Additionally, this study utilized self-reported substance use which is vulnerable to underreporting due to social desirability—some mothers might feel shame, be fearful of being judged, and/or fearful of facing legal repercussions for reporting substance use (Vergés, 2022). This may have been especially true for our sample of Black women given that Black newborns were four times more likely than White newborns to be reported to Child Protective Services at delivery based on alcohol/drug use identified by prenatal care providers, despite having at similar rates to White women (Roberts & Nuru-Jeter, 2012). It is also possible that social desirability biases vary by levels of depressive symptoms based on Latkin et al’s (2017) research with opiate and cocaine users. Social desirability could have led participants to report less substance use than had actually occurred. To help diminish this effect, future work should measure cannabis exposure using biological assays to quantify THC levels. In this way, a dose-response effect could also be examined. In this study, THC data were only available for a subsample of 77 participants, prohibiting their use in primary analyses (due to statistical power concerns). We did find that higher concentrations of THCA were significantly associated with positive self-reports of cannabis use in that subsample.
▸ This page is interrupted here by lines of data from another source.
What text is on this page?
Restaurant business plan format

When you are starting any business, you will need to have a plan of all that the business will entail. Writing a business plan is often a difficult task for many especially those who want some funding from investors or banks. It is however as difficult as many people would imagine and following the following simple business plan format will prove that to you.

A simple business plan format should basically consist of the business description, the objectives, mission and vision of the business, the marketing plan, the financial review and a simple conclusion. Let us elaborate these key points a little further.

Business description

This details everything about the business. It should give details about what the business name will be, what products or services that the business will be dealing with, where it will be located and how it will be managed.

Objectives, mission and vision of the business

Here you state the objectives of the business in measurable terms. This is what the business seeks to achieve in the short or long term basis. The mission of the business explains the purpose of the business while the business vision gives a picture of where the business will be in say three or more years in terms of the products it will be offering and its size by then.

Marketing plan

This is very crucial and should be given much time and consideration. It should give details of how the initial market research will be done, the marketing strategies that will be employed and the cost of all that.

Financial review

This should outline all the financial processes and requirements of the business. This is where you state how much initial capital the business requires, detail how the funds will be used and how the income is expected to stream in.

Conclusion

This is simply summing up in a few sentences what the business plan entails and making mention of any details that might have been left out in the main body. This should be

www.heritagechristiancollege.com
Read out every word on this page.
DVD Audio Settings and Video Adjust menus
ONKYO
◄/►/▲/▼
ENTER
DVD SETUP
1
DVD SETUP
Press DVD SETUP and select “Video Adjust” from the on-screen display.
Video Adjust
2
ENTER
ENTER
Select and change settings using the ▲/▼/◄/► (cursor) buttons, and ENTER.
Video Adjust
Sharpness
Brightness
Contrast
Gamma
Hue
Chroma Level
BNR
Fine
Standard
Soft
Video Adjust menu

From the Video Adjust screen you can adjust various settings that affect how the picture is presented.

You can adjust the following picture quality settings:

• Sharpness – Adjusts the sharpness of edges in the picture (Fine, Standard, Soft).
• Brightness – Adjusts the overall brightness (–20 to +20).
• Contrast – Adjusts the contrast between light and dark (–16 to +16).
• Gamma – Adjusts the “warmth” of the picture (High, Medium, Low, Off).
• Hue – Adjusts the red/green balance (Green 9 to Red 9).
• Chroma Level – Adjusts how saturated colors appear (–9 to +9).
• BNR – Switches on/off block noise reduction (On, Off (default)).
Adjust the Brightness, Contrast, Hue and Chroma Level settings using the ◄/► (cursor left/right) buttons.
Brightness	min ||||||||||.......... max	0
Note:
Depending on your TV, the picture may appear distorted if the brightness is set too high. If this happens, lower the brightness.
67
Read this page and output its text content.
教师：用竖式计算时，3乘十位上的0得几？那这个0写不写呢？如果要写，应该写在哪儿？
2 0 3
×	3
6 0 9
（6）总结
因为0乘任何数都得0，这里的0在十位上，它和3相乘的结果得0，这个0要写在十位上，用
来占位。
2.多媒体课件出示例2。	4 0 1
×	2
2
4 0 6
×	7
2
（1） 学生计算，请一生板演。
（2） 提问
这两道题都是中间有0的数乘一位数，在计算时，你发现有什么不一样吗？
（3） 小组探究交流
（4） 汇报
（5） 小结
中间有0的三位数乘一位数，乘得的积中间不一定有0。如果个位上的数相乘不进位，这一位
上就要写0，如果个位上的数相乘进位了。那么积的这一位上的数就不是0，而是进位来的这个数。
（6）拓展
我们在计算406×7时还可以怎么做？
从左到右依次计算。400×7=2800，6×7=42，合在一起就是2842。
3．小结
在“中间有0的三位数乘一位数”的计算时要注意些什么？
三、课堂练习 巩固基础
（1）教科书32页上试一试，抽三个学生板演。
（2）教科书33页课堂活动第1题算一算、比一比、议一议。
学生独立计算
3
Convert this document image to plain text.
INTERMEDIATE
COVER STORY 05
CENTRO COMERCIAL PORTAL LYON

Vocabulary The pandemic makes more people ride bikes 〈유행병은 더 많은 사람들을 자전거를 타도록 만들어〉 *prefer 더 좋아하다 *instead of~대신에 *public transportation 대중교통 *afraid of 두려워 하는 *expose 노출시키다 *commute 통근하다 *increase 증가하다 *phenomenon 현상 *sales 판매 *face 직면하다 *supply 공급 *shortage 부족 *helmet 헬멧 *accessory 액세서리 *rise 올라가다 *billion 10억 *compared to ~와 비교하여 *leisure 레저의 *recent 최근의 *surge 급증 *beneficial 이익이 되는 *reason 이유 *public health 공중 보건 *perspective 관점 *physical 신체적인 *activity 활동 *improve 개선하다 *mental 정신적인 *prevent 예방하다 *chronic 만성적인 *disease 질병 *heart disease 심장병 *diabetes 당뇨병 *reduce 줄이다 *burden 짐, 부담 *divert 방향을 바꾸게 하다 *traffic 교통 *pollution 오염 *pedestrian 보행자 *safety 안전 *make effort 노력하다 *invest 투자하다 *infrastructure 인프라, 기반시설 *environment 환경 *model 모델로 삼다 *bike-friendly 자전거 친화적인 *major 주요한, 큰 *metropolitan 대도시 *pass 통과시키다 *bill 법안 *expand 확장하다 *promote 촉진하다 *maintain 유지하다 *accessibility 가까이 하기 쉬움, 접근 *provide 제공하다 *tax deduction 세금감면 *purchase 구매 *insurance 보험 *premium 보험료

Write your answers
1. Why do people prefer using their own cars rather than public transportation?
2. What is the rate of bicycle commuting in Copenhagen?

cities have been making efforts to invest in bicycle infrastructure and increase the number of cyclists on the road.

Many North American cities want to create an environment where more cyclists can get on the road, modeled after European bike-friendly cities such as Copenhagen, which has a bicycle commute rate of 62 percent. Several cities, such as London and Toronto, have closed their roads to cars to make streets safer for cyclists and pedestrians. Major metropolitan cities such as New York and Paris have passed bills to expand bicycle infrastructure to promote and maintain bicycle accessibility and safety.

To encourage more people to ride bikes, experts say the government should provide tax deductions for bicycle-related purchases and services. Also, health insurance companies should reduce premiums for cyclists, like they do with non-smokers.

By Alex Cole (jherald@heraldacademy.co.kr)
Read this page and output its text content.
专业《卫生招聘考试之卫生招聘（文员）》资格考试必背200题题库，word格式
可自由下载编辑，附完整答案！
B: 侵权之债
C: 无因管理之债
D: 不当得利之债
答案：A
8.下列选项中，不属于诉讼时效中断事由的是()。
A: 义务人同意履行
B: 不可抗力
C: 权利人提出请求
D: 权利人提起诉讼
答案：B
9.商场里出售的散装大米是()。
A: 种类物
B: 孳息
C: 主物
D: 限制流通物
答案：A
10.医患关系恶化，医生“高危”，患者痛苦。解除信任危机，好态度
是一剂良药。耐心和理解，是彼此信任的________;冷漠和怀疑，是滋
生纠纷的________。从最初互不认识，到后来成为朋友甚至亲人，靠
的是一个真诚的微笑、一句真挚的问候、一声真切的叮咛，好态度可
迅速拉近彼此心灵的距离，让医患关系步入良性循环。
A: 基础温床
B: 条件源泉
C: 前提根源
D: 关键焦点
Relatedly, most of the research examining cannabis biomarkers solely focuses on THC, and not the other components of cannabis including cannabinoidol (CBD), which could alter the how the compounds are processed. In fact, some research suggests that CBD may have a protective cognitive effect when consumed in tandem with THC (Madras, 2019). This is especially relevant as there are currently no government regulations on THC:CBD ratios (Zeyl et al., 2020). It is also possible that the method of consumption (i.e. smoking versus vaping versus eating) could alter how it’s metabolized and therefore how it affects the fetus. Moreover, little research has examined the impact of postnatal cannabis exposure including transfer through breastfeeding. Future work is needed to better assess these unaddressed issues.

Conclusion

In conclusion, we replicated previous findings that higher levels of maternal stress are associated with higher levels of reported ASD behaviors in two-year-old children. We found no evidence that prenatal cannabis exposure increases risk for ASD-related behaviors in a sample of Black children. It is still possible, however, that prenatal cannabis exposure can affect other facets of child development and behavior that were outside of the scope of this study. Findings from this study could inform policies and recommended guidelines regarding maternal cannabis use in pregnancy, which has become more commonplace in response to changing laws and the medicinal properties of this drug.